Story image

Businesses unsure if they’ve experienced Pass the Hash attacks – One Identity

14 Oct 2019
Twitter
Facebook

Identity and access manager solutions provider One Identity has released new global research revealing the significant prevalence and impact of cyberattacks that use stolen hashed administrator credentials, also referred to as Pass the Hash (PtH) attacks, within businesses.

Among the survey’s is that 100% of Australian respondents say that PtH attacks, when they happen, have a direct business impact on their organisation.

Conducted by Dimensional Research, the survey of more than 1,000 IT professionals reinforces the need for organisations to deploy effective Active Directory (AD) management and privileged access management (PAM) solutions and practices, given that PtH attacks primarily result in unauthorised use of privileged credentials to compromise enterprise systems and data.

In a typical PtH attack, an attacker obtains privileged credentials by compromising an end-user’s machine and simulates an IT problem so that a privileged account holder will log into an administrative system.

Those login credentials are stored as a hash that the attacker extracts and uses to access additional IT resources across the organisation.

Without a holistic and strategic approach to protect privileged accounts and identify when privileged access is being abused, a cybercriminal leveraging a PtH technique can gain access to an entire network, rendering all other security safeguards ineffective.

According to One Identity’s survey, IT security stakeholders recognise the damage PtH attacks can cause, however, many are still not implementing the most important measures available to fight them.
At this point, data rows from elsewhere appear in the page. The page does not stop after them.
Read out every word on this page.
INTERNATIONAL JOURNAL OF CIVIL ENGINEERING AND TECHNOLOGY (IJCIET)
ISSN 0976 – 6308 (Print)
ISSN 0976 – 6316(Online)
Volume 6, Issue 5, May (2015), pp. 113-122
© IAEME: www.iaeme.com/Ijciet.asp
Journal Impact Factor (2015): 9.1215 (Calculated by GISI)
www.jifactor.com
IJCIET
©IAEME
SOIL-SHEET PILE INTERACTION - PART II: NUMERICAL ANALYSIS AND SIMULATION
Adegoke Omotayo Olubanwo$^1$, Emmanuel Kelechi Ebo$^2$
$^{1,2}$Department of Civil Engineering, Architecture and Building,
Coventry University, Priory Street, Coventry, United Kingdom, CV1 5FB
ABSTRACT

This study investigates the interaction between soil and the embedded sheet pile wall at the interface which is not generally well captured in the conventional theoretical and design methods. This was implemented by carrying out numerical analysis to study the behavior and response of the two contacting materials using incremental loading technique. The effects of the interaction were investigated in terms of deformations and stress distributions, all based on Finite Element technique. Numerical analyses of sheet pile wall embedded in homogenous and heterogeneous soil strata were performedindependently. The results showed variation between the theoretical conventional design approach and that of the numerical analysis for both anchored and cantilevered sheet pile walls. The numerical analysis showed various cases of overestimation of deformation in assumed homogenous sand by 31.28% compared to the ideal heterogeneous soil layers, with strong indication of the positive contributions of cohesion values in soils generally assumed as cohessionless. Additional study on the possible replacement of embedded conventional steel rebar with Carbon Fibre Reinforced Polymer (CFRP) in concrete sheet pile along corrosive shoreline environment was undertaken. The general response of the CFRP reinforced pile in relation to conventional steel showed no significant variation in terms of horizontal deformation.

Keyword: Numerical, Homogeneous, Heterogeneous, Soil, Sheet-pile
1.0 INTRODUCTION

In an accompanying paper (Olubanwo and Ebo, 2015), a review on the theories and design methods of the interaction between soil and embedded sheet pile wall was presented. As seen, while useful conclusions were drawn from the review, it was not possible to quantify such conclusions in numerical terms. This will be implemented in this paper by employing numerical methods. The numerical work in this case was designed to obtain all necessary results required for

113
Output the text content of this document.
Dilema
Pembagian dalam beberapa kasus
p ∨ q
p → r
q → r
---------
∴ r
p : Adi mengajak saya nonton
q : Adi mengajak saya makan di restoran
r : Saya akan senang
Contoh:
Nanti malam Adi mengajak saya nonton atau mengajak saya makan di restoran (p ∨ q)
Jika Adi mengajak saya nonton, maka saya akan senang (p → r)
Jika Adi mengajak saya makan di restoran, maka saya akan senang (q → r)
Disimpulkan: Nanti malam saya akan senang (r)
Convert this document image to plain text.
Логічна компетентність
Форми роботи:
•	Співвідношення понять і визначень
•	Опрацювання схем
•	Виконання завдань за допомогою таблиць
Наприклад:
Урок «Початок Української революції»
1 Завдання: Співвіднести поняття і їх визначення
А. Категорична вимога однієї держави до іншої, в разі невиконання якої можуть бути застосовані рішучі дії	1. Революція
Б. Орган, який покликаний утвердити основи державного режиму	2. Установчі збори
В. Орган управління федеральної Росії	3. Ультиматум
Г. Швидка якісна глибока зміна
Additional findings from the report include:

PtH incidents, when they happen, have a widespread, direct impact on Australian businesses.

  • 35% say a PtH incident has a direct financial impact, such as lost revenue and fines.
  • 65% report a direct impact on operational costs.
  • 82% say these attacks distract staff from other projects, a rate 21% higher than the global average

Ignorance of PtH attacks is worryingly prevalent for the majority of Australian organisations.

  • 76% percent of Australian IT security stakeholders do not know for certain whether they’ve experienced a PtH attack.
  • Four percent of IT security stakeholders in Australia do not even know what a PtH attack is.

The vast majority (88%) of Australian respondents say they are already taking steps to prevent PtH attacks

  • 58% have implemented privileged password management (a password vault).
  • 42% percent have implemented better controls over AD/Azure AD administrator access.
  • 27% have implemented advanced PAM practices such as session audit and analytics.
  • 25% have followed Microsoft’s guidance and implemented an Enhanced Security Administrative Environment (ESAE, also known as Red Forest).
  • On a global level, among the respondents that have not taken any steps to prevent PtH, 85% have no plans to do so.

“The results of our 2019 survey indicate that despite the fact that Pass the Hash attacks are having a significant financial and operational impact on organisations, there is room for improvement in the steps organisations are taking to address them,” says One Identity product management vice president Darrell Long.

“Without a holistic and strategic approach to protect privileged accounts and identify privileged access abuse, organisations could very well leave their entire network exposed to cybercriminals leveraging the PtH technique, with detrimental repercussions to the business.

Long adds, “Australian businesses need to be vigilant in the face of the growing threat of Pass the Hash attacks given the significant effect they are having on companies’ bottom-lines and day-to-day operations. While Australian businesses are taking steps to protect themselves, it’s worrying that the vast majority can’t definitively state if they have been a victim of such an attack.

“Such was evident in the recent case where hackers accessed private student information from one of Australia’s major university networks in a manner that was described by the University as a state-of-the-art hack, carried out by an actor at the very top of their game and at the very cutting edge.”